It is, then, wholly appropriate that she directs her research efforts not toward libraries, but to the landscapes and buildings Eibhlín Dubh once inhabited, prioritizing physical engagement with the text, rather than allowing the stale, phallogocentric texts of the historical record to mediate her reading. This is, however, logistically difficult: old Irish homesteads, their associated social structures and cultural traditions, were systematically erased by English colonizers, just as written accounts of female experience were discarded. The narrator visits Eibhlín Dubh’s childhood home, hoping to find a trace of her there, but instead she looks “at the empty air where a poem of beautiful rooms once stood, each stanza holding its own careful litany … . Now: nothing. Another grand deletion, this. Another ordinary obliteration of a woman’s life” (128). Both the physical and textual remnants of Eibhlín Dubh have been erased by their male custodians, and yet Eibhlín Dubh feels as real as any other unseen presence – “as real as the disembodied voices on the radio, as real as the human chorus of the internet, as real as the roots stretching unseen under weeds … she is as real as I am” (96). In situating her own invisibility in continuum with that of Eibhlín Dubh, Ní Ghríofa finds empowerment through shared embodied experience, something Cixous suggests that women have innate interest and sympathy for (881).

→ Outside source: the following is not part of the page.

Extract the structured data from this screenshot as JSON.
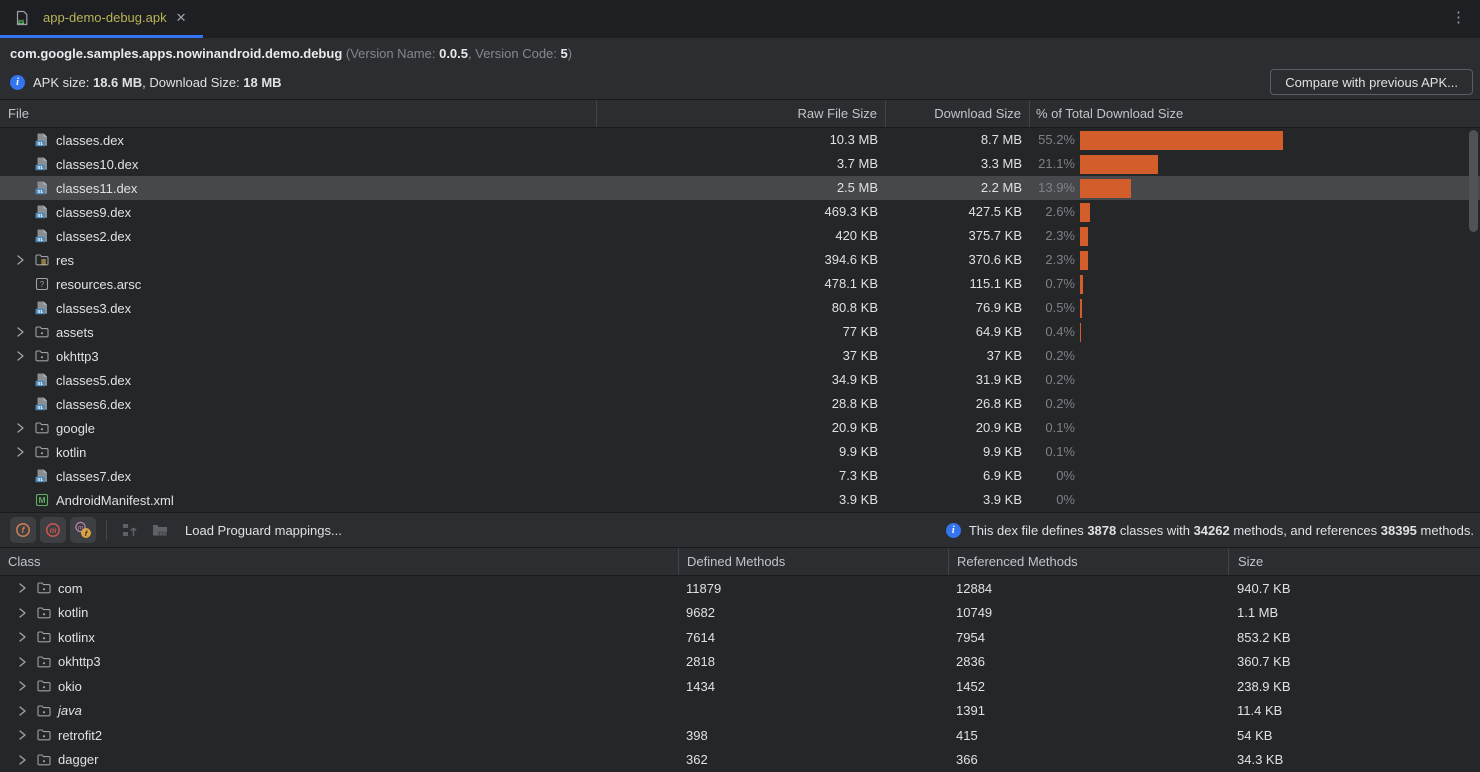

Just as her “female text … swoops now, from my body to yours,” the caoineadh itself has been transmitted through repetition in the female body, standing as “a celebratory acclamation of female unity and strength, a communion of thought and emotion embedded in the female body, that invites all women to join in its expansive jouissance” (Ní Éigeartaigh, “Transforming Trauma” 36). By accepting the body itself as a text, a medium, Ní Ghríofa is able to understand embodied practice as a “way of knowing, storing, and transmitting knowledge” (Taylor 16).

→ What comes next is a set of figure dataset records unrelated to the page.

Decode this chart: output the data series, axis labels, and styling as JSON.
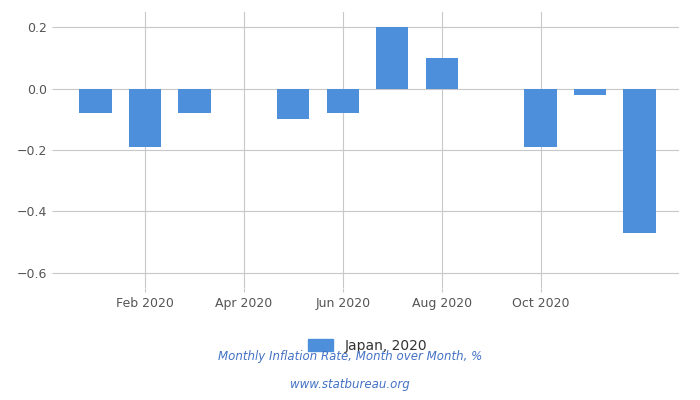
{
  "months_count": 12,
  "values": [
    -0.08,
    -0.19,
    -0.08,
    0.0,
    -0.1,
    -0.08,
    0.2,
    0.1,
    0.0,
    -0.19,
    -0.02,
    -0.47
  ],
  "x_tick_positions": [
    1,
    3,
    5,
    7,
    9
  ],
  "x_tick_labels": [
    "Feb 2020",
    "Apr 2020",
    "Jun 2020",
    "Aug 2020",
    "Oct 2020"
  ],
  "bar_color": "#4d8fdb",
  "ylim": [
    -0.65,
    0.25
  ],
  "yticks": [
    0.2,
    0.0,
    -0.2,
    -0.4,
    -0.6
  ],
  "legend_label": "Japan, 2020",
  "footnote_line1": "Monthly Inflation Rate, Month over Month, %",
  "footnote_line2": "www.statbureau.org",
  "background_color": "#ffffff",
  "grid_color": "#c8c8c8",
  "figsize": [
    7.0,
    4.0
  ],
  "dpi": 100
}
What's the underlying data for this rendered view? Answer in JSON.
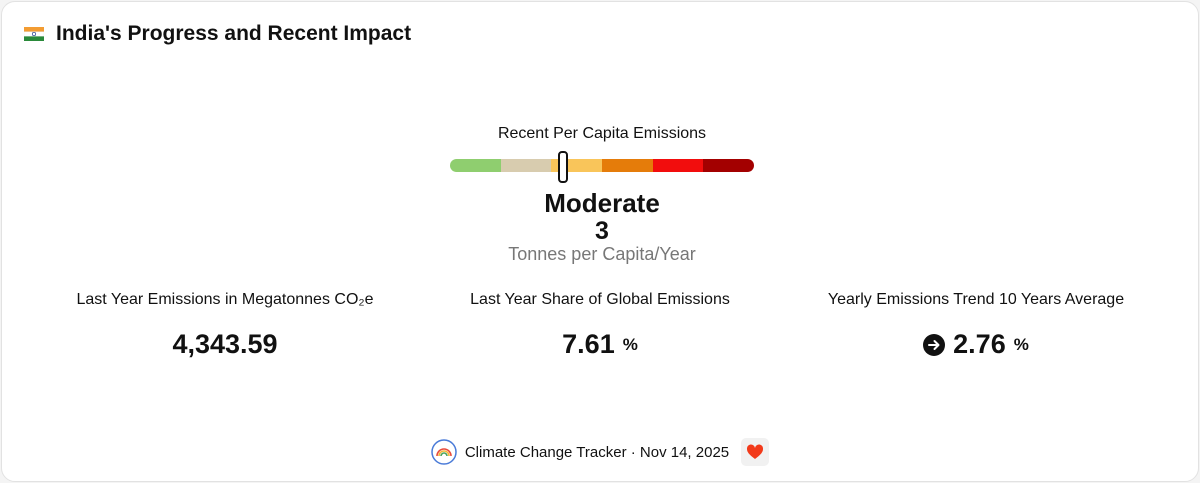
{
  "header": {
    "title": "India's Progress and Recent Impact"
  },
  "gauge": {
    "label": "Recent Per Capita Emissions",
    "level": "Moderate",
    "value": "3",
    "unit": "Tonnes per Capita/Year"
  },
  "stats": [
    {
      "label": "Last Year Emissions in Megatonnes CO₂e",
      "value": "4,343.59"
    },
    {
      "label": "Last Year Share of Global Emissions",
      "value": "7.61",
      "unit": "%"
    },
    {
      "label": "Yearly Emissions Trend 10 Years Average",
      "value": "2.76",
      "unit": "%"
    }
  ],
  "footer": {
    "text": "Climate Change Tracker · Nov 14, 2025"
  }
}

Hilary Mantel states that the task of a historical writer is “to take the past out of the archive and relocate it in a body,” and Ní Ghríofa has done just that (“Can These Bones Live”). Ghost is flecked through with images that nudge the reader into opening their minds to a newly embodied epistemology. In one passage, she marvels at a bat in flight, a creature who uses “a complex system of echolocation to navigate the night” (128). Like a medium and a writer, the bat listens out for traces and voices, locating itself through relational feeling. Ní Ghríofa’s bat is female and, like the author, is “guided by the echoes that answer her voice” (27). So, when Ní Ghríofa looks at the erasure and invisibility in text and land, she knows that even though “I am looking at nothing,” “I am also looking at everything” (128).

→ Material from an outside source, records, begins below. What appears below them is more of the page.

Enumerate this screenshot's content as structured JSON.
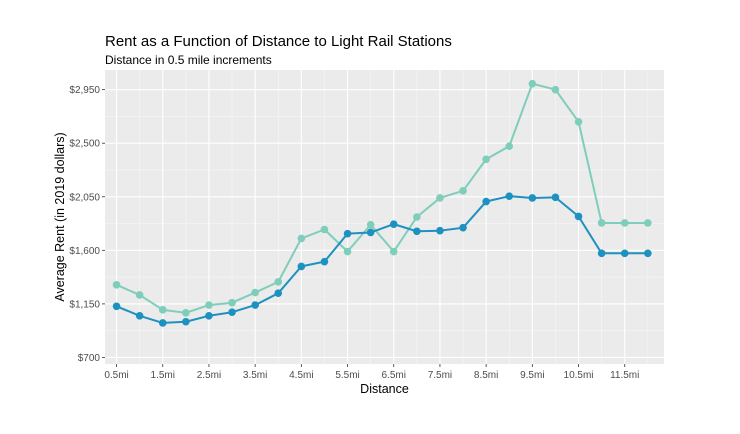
{
  "chart_data": {
    "type": "line",
    "title": "Rent as a Function of Distance to Light Rail Stations",
    "subtitle": "Distance in 0.5 mile increments",
    "xlabel": "Distance",
    "ylabel": "Average Rent (in 2019 dollars)",
    "x_tick_labels": [
      "0.5mi",
      "1.5mi",
      "2.5mi",
      "3.5mi",
      "4.5mi",
      "5.5mi",
      "6.5mi",
      "7.5mi",
      "8.5mi",
      "9.5mi",
      "10.5mi",
      "11.5mi"
    ],
    "x": [
      0.5,
      1,
      1.5,
      2,
      2.5,
      3,
      3.5,
      4,
      4.5,
      5,
      5.5,
      6,
      6.5,
      7,
      7.5,
      8,
      8.5,
      9,
      9.5,
      10,
      10.5,
      11,
      11.5,
      12
    ],
    "xlim": [
      0.25,
      12.35
    ],
    "y_ticks": [
      700,
      1150,
      1600,
      2050,
      2500,
      2950
    ],
    "y_tick_labels": [
      "$700",
      "$1,150",
      "$1,600",
      "$2,050",
      "$2,500",
      "$2,950"
    ],
    "ylim": [
      645,
      3115
    ],
    "grid": true,
    "series": [
      {
        "color": "#7fcdbb",
        "values": [
          1310,
          1225,
          1100,
          1075,
          1140,
          1160,
          1245,
          1335,
          1700,
          1775,
          1590,
          1815,
          1590,
          1880,
          2040,
          2100,
          2365,
          2475,
          3000,
          2950,
          2680,
          1830,
          1830,
          1830
        ]
      },
      {
        "color": "#1d91c0",
        "values": [
          1130,
          1050,
          990,
          1000,
          1050,
          1080,
          1140,
          1240,
          1465,
          1505,
          1740,
          1750,
          1820,
          1760,
          1765,
          1790,
          2010,
          2055,
          2040,
          2045,
          1885,
          1575,
          1575,
          1575
        ]
      }
    ]
  }
}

Conclusion: A chorus of braided voices

At the text’s beginning, Ní Ghríofa wants to locate Eibhlín Dubh in a phallogocentric methodology and restore her to the canon – she chases archival traces, visits libraries, and sends e-mails, trying to find Eibhlín Dubh’s burial place so that she can lay flowers on her grave – but to no avail. The historical record has forgotten Eibhlín Dubh; Ní Ghríofa’s mission fails. However, “instead of resenting the many lacunae” where she cannot find her, Ní Ghríofa learns to “hover over those gaps in awe” (285). In being unable to localize Eibhlín Dubh in time and history, Ní Ghríofa keeps her free to interpretation, allowing her to live again and again through others. Any source that is too tidy is also flat and unlived in: the danger of a single story is not that it is untrue, but that it is always incomplete. To succeed in the chase, to catch Eibhlín Dubh and fix her in language, is to consign her to the past. Instead, Ní Ghríofa does as Donna Haraway advises and “stays with the trouble,” and she celebrates how her “attempt to know another woman has found its ending not in the satisfaction of neat discovery, but in the persistence of mystery” (Haraway 285). From the start, Ní Ghríofa’s favorite element of the caoineadh lies in the “untranslatable pale space between stanzas” where she can “sense a female breath lingering,” and thus Ghost is ultimately a celebration of that very elusiveness (46).

Finally, we return to where we began: the caoineadh. As a collaborative utterance and the heartstring of Ghost, the caoineadh remains a poignant model for how Ní Ghríofa’s mediumship of creative histories plays out in her text. Given that women from all across the community would participate in the caoineadh, “both synchronically taking turns to weep … and diachronically: remembering and quoting each other’s laments” over many generations, the caoineadh is a distinctly multivocal medium (Bourke 1366). In Bourke’s description, women collaborate by voicing their own original comments, and also repeating verses from past laments. Such “entwining strands of female voices” remind Ní Ghríofa that “the etymology of the word ‘text’ lies in the Latin verb ‘texere’: to weave, to fuse, to braid,” which again grounds the caoineadh as an embodied and domestic text (78). As Ní Éigeartaigh points out, this is also reminiscent of the cyclical model of time discussed earlier, suggesting that “returning to past exclamations of mourning does not indicate an entrapment in one’s personal grief, but rather an expansion beyond one’s grief to include the voices of those whose traumas may now be forgotten” (Ní Éigeartaigh, “Transforming Trauma” 37).

This is, then, Ní Ghríofa’s lasting contribution. When she imagines Eibhlín Dubh’s pain at the discovery of her husband’s dead body, she does not only feel Eibhlín Dubh’s grief, but also grants her solace through the offering of her own words,

words that somehow summon the voice of her mother, and her mother’s mother, a whole chorus of female voices from her throat, all articulating the pain of this moment … . Some alchemy turns this private moment public, turns a raw sound into articulation, into art. (155)

Disclosure statement

No potential conflict of interest was reported by the author(s).

Notes

1 In Ghost, Ní Ghríofa as narrator is nearly indistinguishable from Ní Ghríofa as author, and thus the terms will be used interchangeably.

2 Hélène Cixous’s words are relevant here: “Nearly the entire history of writing is confounded with the history of reason, of which it is at once the effect, the support, and one of the privileged alibis. It has been one with the phallocentric tradition. It is indeed that same self-admiring, self-stimulating, self-congratulatory phallocentrism … . Because the unconscious, that other limitless country, is the place where the repressed manage to survive: women, or as Hoffmann would say, fairies” (889).

3 Though this essay is looking specifically at the Irish female experience, I see Ni Ghriofa’s “female” as defined more as Kristeva’s “Other,” i.e., that which cannot be represented by phallogocentric and nomenclatural ideologies. “Woman” to Kristeva represents not so much a sex as an attitude of resistance to conventional culture and language: “feminist practice can only be … at odds with what already exists so that we may say ‘that’s not it’ and ‘that’s still not it’” (Jones 262). As such, “female” extends to more than cis women, but for this essay it becomes especially relevant to the lived experience of Irish women, specifically the suppression of their voices and Irish pre-Christian, embodied ways of being.